Из далёкого прошлого воспоминания перешли к более близкому, краски померкли, появились жуткие картины убийств на улице, и молодёжь замолчала.
С кипящим самоваром пришла Дарья Ильинична.
– Что, господа, в темноте сидите? А я вам лампу засвечу. Чайку напьётесь, я вам коржиков напекла на дорогу. В Питере-то, Бог знает ещё, что найдёте, все свой запас лучше иметь.
Когда загорелась лампа и стал шуметь самовар, призраки прошлого исчезли, и невольно все стали думать о том, что им предстоит в Петрограде.
– Куда же мы пойдём? – спросил Ника.
– Увидим. Если всё будет тихо, – на квартиру Саблина. Посоветуемся с ним, потом в казачий совет на Знаменскую, там наша штаб-квартира. А там видно будет.
– Я так думаю, – сказал Миша. – Набрать человек двадцать с ручными гранатами, ну и подговорить ещё человек пятьдесят товарищей солдат и прийти на заседание совета солдатских и рабочих депутатов, когда там будет говорить Ленин, и крикнуть: «Бей их!» – и с ручными гранатами на них. Я, думаю, выйдет.
– Не верю я в товарищей, – сказал Ермолов. – Крикнешь: «Бей их!» – а никто не поддержит. Начнут говорить: «Да я что, да не моё это дело» – и сорвут всю историю.
– Такие, как Осетров, пойдут, – сказал Миша.

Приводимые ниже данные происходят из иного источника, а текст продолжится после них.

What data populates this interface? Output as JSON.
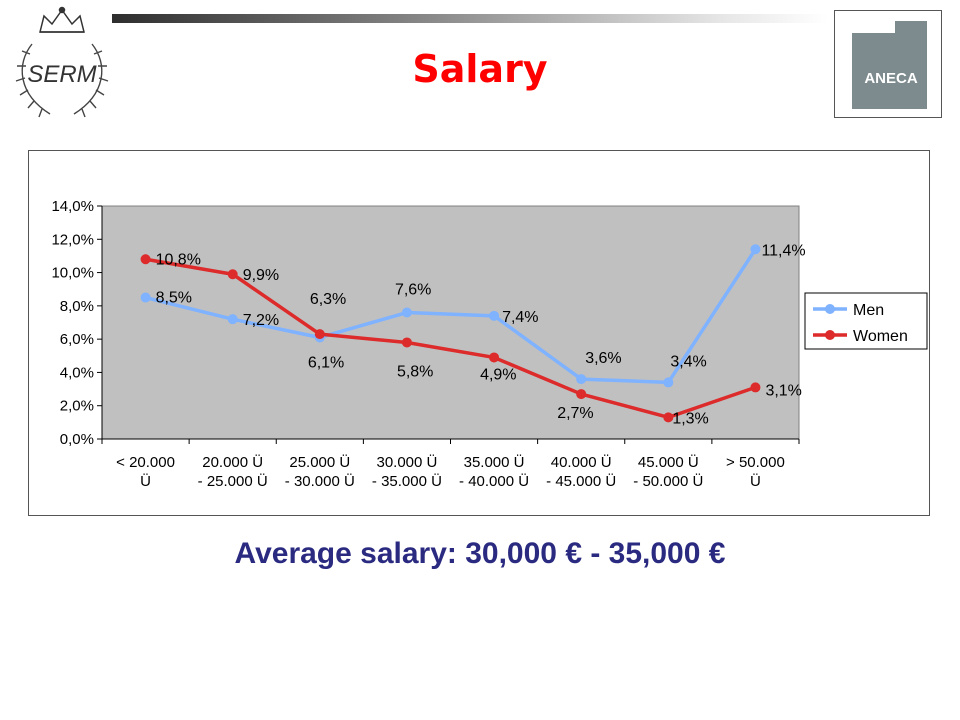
{
  "header": {
    "title": "Salary",
    "left_logo_text": "SERM",
    "right_logo_text": "ANECA"
  },
  "subtitle": "Average salary: 30,000 € - 35,000 €",
  "colors": {
    "men": "#7fb2ff",
    "women": "#dd2a2a",
    "plot_bg": "#c0c0c0",
    "title": "#ff0000",
    "subtitle": "#2a2a80"
  },
  "chart_data": {
    "type": "line",
    "categories": [
      [
        "< 20.000",
        "Ü"
      ],
      [
        "20.000 Ü",
        "- 25.000 Ü"
      ],
      [
        "25.000 Ü",
        "- 30.000 Ü"
      ],
      [
        "30.000 Ü",
        "- 35.000 Ü"
      ],
      [
        "35.000 Ü",
        "- 40.000 Ü"
      ],
      [
        "40.000 Ü",
        "- 45.000 Ü"
      ],
      [
        "45.000 Ü",
        "- 50.000 Ü"
      ],
      [
        "> 50.000",
        "Ü"
      ]
    ],
    "series": [
      {
        "name": "Men",
        "values": [
          8.5,
          7.2,
          6.1,
          7.6,
          7.4,
          3.6,
          3.4,
          11.4
        ],
        "labels": [
          "8,5%",
          "7,2%",
          "6,1%",
          "7,6%",
          "7,4%",
          "3,6%",
          "3,4%",
          "11,4%"
        ]
      },
      {
        "name": "Women",
        "values": [
          10.8,
          9.9,
          6.3,
          5.8,
          4.9,
          2.7,
          1.3,
          3.1
        ],
        "labels": [
          "10,8%",
          "9,9%",
          "6,3%",
          "5,8%",
          "4,9%",
          "2,7%",
          "1,3%",
          "3,1%"
        ]
      }
    ],
    "ylim": [
      0,
      14
    ],
    "yticks": [
      "0,0%",
      "2,0%",
      "4,0%",
      "6,0%",
      "8,0%",
      "10,0%",
      "12,0%",
      "14,0%"
    ],
    "grid": false,
    "legend": "right"
  }
}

– Так Осетрова надо перевернуть всего. Он убеждённый большевик. Он говорит: «Под красным знаменем все позволено, а если по царскому времени меня разменять, что я такое – прапорщик и сын извозчика. Война кончится, – опять на Лиговку в вонючий трактир. А ежели мы у власти будем, так я себе уже особнячок в Царском присмотрел». Чем его угомонишь.
– Ну дать ему этот особнячок, – сказал Павлик, – лишь бы дело сделал.
– Не пройдёшь в Смольный-то! – сказал Ермолов. В девять часов все поднялись.
– Что, бабушка, сыну поклониться прикажешь, – сказал, прощаясь со старухой, Ника.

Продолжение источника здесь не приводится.